Mackenzie Darragh

Personal information
- Nickname: Mack
- National team: Canada
- Born: December 8, 1993 (age 32) Mississauga, Ontario, Canada

Sport
- Sport: Swimming
- Club: Toronto Titans (ISL 2020); NY Breakers (ISL 2019)

Medal record
Men's swimming
Representing Canada
World Junior Championships
| Bronze medal – third place | 2011 Lima | 200 m butterfly |

= Mackenzie Darragh =

Canadian competitive swimmer

Mackenzie "Mack" Darragh (born December 8, 1993) is a Canadian competitive swimmer. He holds the Canadian record for the 200 m butterfly.

==Career==
=== International Swimming League ===
Darragh signed to the NY Breakers for the ISL's inaugural season. In spring 2020, Darragh signed for Toronto Titans in their first ISL season.

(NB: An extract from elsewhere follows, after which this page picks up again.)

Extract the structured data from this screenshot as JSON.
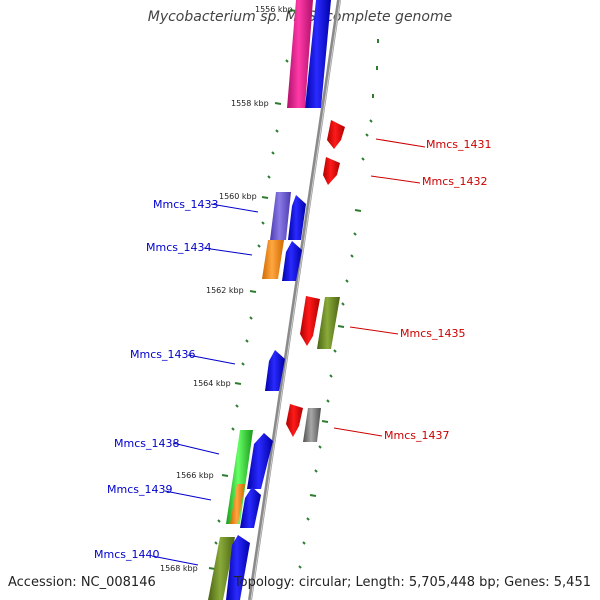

=== World Championships ===
In 2016, Darragh was named to Canada's Olympic team for the 2016 Summer Olympics.
At the 2011 World Junior Swimming Championships in Lima, Peru, Darragh won the bronze medal in 200 m butterfly.

=== Other ===
In September 2017, Darragh was named to Canada's 2018 Commonwealth Games team.
Darragh was awarded All-American for 200 m butterfly in 2015.